3. 使用 TensorBoard 检查模型¶

  • TensorBoard 的一大优势就是能够可视化复杂的模型结构。让我们将我们构建的模型可视化。
In [94]:
# input_to_model用于执行一次前向传播,生成计算图
writer.add_graph(model = net, input_to_model = images)
writer.close()
# 现在刷新 TensorBoard 后,你应该会看到一个如下所示的“Graphs”选项卡:
IFrame(src='http://localhost:6006/', width=1000, height=600)

image.png

向 TensorBoard 添加“投影仪”¶

  • 我们可以通过add_embedding方法可视化高维数据的低维表示
In [96]:
# helper function
def select_n_random(data, labels, n=100):
    '''
    Selects n random datapoints and their corresponding labels from a dataset
    '''
    assert len(data) == len(labels)
    # 用于生成一个包含从 0 到 n-1 的随机排列的整数张量
    perm = torch.randperm(len(data))
    return data[perm][:n], labels[perm][:n]

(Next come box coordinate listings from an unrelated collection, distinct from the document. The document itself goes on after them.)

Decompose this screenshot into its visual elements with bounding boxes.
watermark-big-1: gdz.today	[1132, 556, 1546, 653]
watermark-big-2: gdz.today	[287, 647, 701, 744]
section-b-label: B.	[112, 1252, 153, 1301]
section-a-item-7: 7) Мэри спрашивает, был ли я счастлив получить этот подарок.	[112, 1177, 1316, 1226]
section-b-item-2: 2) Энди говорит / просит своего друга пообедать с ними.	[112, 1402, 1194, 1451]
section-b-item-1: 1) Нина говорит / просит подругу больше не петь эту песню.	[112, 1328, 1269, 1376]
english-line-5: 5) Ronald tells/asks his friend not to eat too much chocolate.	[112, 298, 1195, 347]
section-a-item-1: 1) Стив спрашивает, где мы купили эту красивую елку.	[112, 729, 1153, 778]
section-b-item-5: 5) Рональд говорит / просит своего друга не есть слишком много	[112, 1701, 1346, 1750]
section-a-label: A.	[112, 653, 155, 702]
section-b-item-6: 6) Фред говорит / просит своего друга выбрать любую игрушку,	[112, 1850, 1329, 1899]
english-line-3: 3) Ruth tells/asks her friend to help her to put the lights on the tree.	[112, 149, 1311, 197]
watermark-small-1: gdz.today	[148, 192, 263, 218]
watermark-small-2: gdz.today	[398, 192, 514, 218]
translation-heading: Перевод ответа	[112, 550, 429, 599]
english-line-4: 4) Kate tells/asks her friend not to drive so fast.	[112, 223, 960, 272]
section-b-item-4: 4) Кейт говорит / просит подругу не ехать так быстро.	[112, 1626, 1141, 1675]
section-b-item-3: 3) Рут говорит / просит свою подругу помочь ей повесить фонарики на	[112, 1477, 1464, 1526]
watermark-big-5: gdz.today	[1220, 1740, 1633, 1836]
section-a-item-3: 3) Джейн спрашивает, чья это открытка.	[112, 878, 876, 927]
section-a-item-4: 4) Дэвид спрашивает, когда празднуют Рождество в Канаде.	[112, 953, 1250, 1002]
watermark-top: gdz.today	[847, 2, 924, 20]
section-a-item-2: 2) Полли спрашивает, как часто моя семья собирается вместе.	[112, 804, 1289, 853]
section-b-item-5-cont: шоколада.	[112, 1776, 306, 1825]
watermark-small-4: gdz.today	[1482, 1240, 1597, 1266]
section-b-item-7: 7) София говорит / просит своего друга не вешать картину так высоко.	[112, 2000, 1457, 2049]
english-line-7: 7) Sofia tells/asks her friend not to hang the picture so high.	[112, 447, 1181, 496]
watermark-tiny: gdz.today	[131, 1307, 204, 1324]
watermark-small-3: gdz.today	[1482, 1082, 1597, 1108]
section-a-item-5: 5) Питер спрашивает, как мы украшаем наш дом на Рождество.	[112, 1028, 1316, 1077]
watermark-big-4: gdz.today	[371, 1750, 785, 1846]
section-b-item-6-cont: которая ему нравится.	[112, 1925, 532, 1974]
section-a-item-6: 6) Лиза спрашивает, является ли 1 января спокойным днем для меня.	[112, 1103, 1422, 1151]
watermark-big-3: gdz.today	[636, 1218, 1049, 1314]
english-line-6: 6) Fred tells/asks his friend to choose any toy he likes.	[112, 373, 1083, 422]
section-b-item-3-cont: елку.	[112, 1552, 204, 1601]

# select random images and their target indices
images, labels = select_n_random(trainset.data, trainset.targets)

# get the class labels for each image
class_labels = [classes[lab] for lab in labels]

# log embeddings
features = images.view(-1, 28 * 28)
writer.add_embedding(features,
                    metadata=class_labels,
                    label_img=images.unsqueeze(1)) # 在指定位置增加一个新的维度,使得张量的形状发生变化。
writer.close()
IFrame(src='http://localhost:6006/', width=1000, height=600)

image.png

5. 使用 TensorBoard 跟踪模型训练¶

  • 在上一个示例中,我们只是每 2000 次迭代打印一次模型的运行损失。现在,我们将运行损失记录到 TensorBoard,同时查看模型通过该plot_classes_preds函数做出的预测。
  • 让我们使用前面教程中的相同模型训练代码来训练模型,但每 1000 个批次将结果写入 TensorBoard 而不是打印到控制台;这是使用 add_scalar 函数完成的。
  • 此外,在训练时,我们将生成一张图像,显示模型的预测与该批次中包含的四张图像的实际结果。
In [98]:
# helper functions

def images_to_probs(net, images):
    '''
    Generates predictions and corresponding probabilities from a trained
    network and a list of images
    '''
    output = net(images)
    # convert output probabilities to predicted class
    _, preds_tensor = torch.max(output, 1)
    preds = np.squeeze(preds_tensor.numpy())
    return preds, [F.softmax(el, dim=0)[i].item() for i, el in zip(preds, output)]
In [99]:
def plot_classes_preds(net, images, labels):
    '''
    Generates matplotlib Figure using a trained network, along with images
    and labels from a batch, that shows the network's top prediction along
    with its probability, alongside the actual label, coloring this
    information based on whether the prediction was correct or not.
    Uses the "images_to_probs" function.
    '''
    preds, probs = images_to_probs(net, images)
    # plot the images in the batch, along with predicted and true labels
    fig = plt.figure(figsize=(12, 48))
    for idx in np.arange(4):
        ax = fig.add_subplot(1, 4, idx+1, xticks=[], yticks=[])
        matplotlib_imshow(images[idx], one_channel=True)
        ax.set_title("{0}, {1:.1f}%\n(label: {2})".format(
            classes[preds[idx]],
            probs[idx] * 100.0,
            classes[labels[idx]]),
                    color=("green" if preds[idx]==labels[idx].item() else "red"))
    return fig
In [100]:
running_loss = 0.0
for epoch in range(1):  # loop over the dataset multiple times
    for i, data in enumerate(trainloader, 0):
        # get the inputs; data is a list of [inputs, labels]
        inputs, labels = data
        # zero the parameter gradients
        optimizer.zero_grad()

        # forward + backward + optimize
        outputs = net(inputs)
        loss = criterion(outputs, labels)
        loss.backward()
        optimizer.step()

        running_loss += loss.item()
        if i % 1000 == 999:    # every 1000 mini-batches...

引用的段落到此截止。